The Martha Landscapes

Description

71 pages
Contains Illustrations
$7.50
ISBN 0-919626-24-6

Publisher

Year

1984

Contributor

Donalee Moulton-Barrett was a writer and editor in Halifax.

Review

Reading The Martha Landscapes, by Colleen Thibaudeau, is like playing Trivial Pursuit; it’s fashionable, but there’s not a lot to it.

Most of Thibaudeau’s poetry is narrow and superficial. She’s trying to be avant garde and she fails, especially in the poems that rhyme. Take, for example, “Janet’s Postcard from Brazil”: “Janet’s postcard from Brazil goes /hand to hand as the sender intended, intending /no ending in sending to those /well-wishers and stay-at-homes.” The poem reads like a children’s book, perhaps intentionally; even worse, it’s boring (definitely unintentional).

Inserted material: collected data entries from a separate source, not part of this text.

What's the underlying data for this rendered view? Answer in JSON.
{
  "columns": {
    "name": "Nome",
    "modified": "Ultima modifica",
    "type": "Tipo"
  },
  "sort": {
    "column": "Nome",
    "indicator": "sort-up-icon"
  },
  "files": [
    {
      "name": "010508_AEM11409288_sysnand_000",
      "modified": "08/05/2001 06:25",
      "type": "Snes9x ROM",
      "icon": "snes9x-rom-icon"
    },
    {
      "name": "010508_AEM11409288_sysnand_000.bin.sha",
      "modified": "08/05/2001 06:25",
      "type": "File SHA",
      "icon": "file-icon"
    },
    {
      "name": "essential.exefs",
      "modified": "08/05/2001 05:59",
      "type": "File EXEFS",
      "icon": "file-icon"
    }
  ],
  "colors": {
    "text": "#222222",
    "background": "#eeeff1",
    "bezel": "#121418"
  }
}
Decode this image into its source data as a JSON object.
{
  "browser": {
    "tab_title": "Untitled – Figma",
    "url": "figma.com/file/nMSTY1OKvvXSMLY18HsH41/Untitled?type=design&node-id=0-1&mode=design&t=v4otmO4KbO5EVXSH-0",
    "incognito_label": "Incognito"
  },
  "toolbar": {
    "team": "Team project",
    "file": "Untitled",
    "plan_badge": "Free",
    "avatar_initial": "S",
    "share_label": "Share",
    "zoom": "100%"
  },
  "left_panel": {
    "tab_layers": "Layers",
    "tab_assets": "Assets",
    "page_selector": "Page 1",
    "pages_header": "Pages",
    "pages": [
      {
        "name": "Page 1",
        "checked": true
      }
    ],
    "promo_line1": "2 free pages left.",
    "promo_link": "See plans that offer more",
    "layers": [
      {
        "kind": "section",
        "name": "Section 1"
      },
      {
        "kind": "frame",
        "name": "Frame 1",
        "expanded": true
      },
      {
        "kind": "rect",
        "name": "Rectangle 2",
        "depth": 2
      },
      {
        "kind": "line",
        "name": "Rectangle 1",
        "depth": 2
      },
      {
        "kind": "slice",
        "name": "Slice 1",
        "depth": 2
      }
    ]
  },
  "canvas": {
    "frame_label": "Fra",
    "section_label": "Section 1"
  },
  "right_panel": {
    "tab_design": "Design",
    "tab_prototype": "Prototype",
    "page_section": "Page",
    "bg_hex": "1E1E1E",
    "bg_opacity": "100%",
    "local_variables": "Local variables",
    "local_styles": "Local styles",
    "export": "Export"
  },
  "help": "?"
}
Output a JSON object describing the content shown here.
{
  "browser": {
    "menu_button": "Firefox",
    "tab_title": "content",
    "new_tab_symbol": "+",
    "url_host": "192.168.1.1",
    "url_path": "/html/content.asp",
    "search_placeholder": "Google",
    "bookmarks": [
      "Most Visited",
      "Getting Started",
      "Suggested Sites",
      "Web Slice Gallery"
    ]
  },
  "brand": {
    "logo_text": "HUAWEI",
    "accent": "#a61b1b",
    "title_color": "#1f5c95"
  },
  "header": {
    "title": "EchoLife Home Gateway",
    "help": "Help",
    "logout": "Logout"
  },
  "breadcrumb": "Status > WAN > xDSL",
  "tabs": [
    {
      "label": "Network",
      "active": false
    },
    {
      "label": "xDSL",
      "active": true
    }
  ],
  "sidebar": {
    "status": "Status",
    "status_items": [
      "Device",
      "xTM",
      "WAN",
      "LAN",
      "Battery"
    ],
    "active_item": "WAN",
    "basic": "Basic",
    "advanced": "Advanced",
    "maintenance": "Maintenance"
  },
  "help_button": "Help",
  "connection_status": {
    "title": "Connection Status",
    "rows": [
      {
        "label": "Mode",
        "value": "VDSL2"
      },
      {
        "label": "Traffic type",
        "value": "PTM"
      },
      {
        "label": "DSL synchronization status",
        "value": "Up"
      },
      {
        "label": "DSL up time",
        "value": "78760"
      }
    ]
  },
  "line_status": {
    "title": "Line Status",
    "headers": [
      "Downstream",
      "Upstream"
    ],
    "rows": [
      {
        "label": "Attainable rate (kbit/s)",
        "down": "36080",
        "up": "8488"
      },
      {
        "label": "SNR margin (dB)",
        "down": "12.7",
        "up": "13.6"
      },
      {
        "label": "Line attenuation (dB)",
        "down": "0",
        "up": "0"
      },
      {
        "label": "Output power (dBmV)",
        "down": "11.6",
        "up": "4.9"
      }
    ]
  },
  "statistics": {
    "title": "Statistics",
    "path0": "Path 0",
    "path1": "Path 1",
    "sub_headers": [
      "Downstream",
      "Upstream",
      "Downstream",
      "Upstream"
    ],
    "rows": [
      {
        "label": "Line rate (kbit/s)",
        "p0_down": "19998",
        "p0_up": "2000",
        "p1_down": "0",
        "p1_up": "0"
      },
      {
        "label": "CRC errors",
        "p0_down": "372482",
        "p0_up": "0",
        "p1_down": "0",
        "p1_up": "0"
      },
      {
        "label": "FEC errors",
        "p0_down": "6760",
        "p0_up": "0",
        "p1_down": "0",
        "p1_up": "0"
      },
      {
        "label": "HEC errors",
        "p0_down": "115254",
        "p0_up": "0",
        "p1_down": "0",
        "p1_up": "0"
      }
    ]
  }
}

However, the main problem with the collection is its trivialness, its emptiness. Thibaudeau simply doesn’t go deep enough into her own self, or the language, to produce anything substantial.

In the very first poem in the book, Thibaudeau starts off strongly: “Last night I dreamed about you all under the Star Over the House Quilt; /I remember mother making it: the little squares of jonquil window lit /The doors, shutters often green. Your block still has the hollyhock (french knots)...” But the poem ends weakly, predictably, and sentimentally with these lines: “And she licked the blood from roofs, sidewalks, from the small yards /with the ever-blooming trees pointing to the stars /of the Star Over the House Quilt.”

Thibaudeau sustains her images and metaphor throughout this poem, and most of the others (in fact, she often overdoes it) but the words don’t have any depth. That may be because Thibaudeau hasn’t really thought — deeply — about what she wants to say. It shows.